For the trickiest part of the test, I drove toward a three-lane fork in the road, with a green traffic light above each lane. At the last second, two of the lights turned red and I had to swerve into the green lane. I pulled it off just fine, but in jerking the car, my bag of dope slid onto the floor.

Next, Tilden and I were escorted to a bluff at the edge of the training center where we could light up without risking a contact high for the assembled peace officers.

Two brave representatives of the CHP accompanied us, Nelms and officer J. Leffert. Well, here we go, I thought, lighting a stick of Train Wreck with the cops looking on. From the bluff, I could see "Nooch" Trutanich and company assembled in the distance, with an L.A. Fire Department paramedic unit waiting in case something went horribly wrong.

A few hits later, I suggested to Tilden that we roll a vehicle, come out holding our necks, sue everyone and retire, but that was the dope talking. Tilden had forgotten his rolling papers, so I gave him my Bob Marley wrappers and Officer Leffert expertly rolled a fat one for him.

"What are you, Rastafarian?" Tilden asked the officer. "Look at the size of that blunt."

One of us, after several strong hits on a second joint, was now giggling like a high school sophomore, and it wasn't Tilden or the cops. I believe Train Wreck may be from the sativa rather than indica species of pot. Sativa is said to give you a spacey surge instead of a drowsy body buzz. This could explain why, when I saw southern division CHP commander Kevin Gordon approaching to see if we were ripped yet, I stood on one foot for him, as if taking a sobriety test while puffing away and laughing like a hyena.

"Are you having fun?" asked Nelms, the drug recognition expert.

What, is that a crime, officer?

When we were driven back down the hill and I slid into an unmarked Crown Vic for my driving test, I couldn't resist the urge to play a little prank.

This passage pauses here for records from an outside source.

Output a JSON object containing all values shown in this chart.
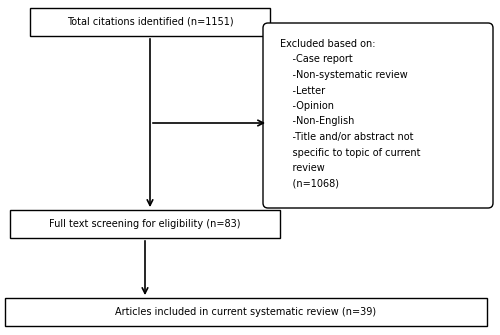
{
  "box1_text": "Total citations identified (n=1151)",
  "box2_text": "Full text screening for eligibility (n=83)",
  "box3_text": "Articles included in current systematic review (n=39)",
  "excl_lines": [
    "Excluded based on:",
    "    -Case report",
    "    -Non-systematic review",
    "    -Letter",
    "    -Opinion",
    "    -Non-English",
    "    -Title and/or abstract not",
    "    specific to topic of current",
    "    review",
    "    (n=1068)"
  ],
  "box_edge": "#000000",
  "arrow_color": "#000000",
  "bg_color": "#ffffff",
  "font_size": 7.0,
  "excl_font_size": 7.0
}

I revved the engine, shifted into forward and jerked forward in the direction of the gathering, honking the horn like a lunatic as Trutanich and the others prepared to scatter.

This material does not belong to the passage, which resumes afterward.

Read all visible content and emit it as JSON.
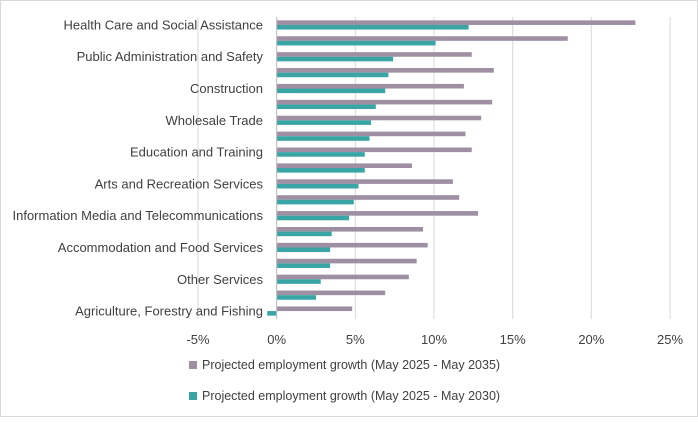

But despite behaving like a doofus, I thought I could drive pretty well. For several minutes I concentrated on slaloming, parking and then finally the dreaded traffic signal.

It didn't seem to me that I was as impaired as I would have been after a few beers or glasses of wine or if I was one of the morons who drive while texting and yakking on cellphones.

But when I finished, Sgt. Nelms said I was less confident than I had been before smoking. He had to admit I hadn't bombed on the slalom and parking challenges, wobbling only a few traffic cones.

Getting through the traffic signal was another matter. Having to process a lot of information and make a quick decision, on Train Wreck, was a challenge. I swerved radically before getting into the correct lane, and if I were a cop, I'd have pulled me over.

Tilden, meanwhile, parked like a blind man. He ended up so far from the curb after parallel parking that he would have needed a search party to find it. But he had enough Blockhead in him to think he'd done just fine.

"They both show impairment across the board," Sgt. Nelms announced after we were put through another round of field sobriety tests.

Trutanich seemed pleased with the findings, but I think more research could be useful. Dude, I didn't even get a chance to dip into my bag of Skywalker.

Call me any time, Nooch. I'll do it for science.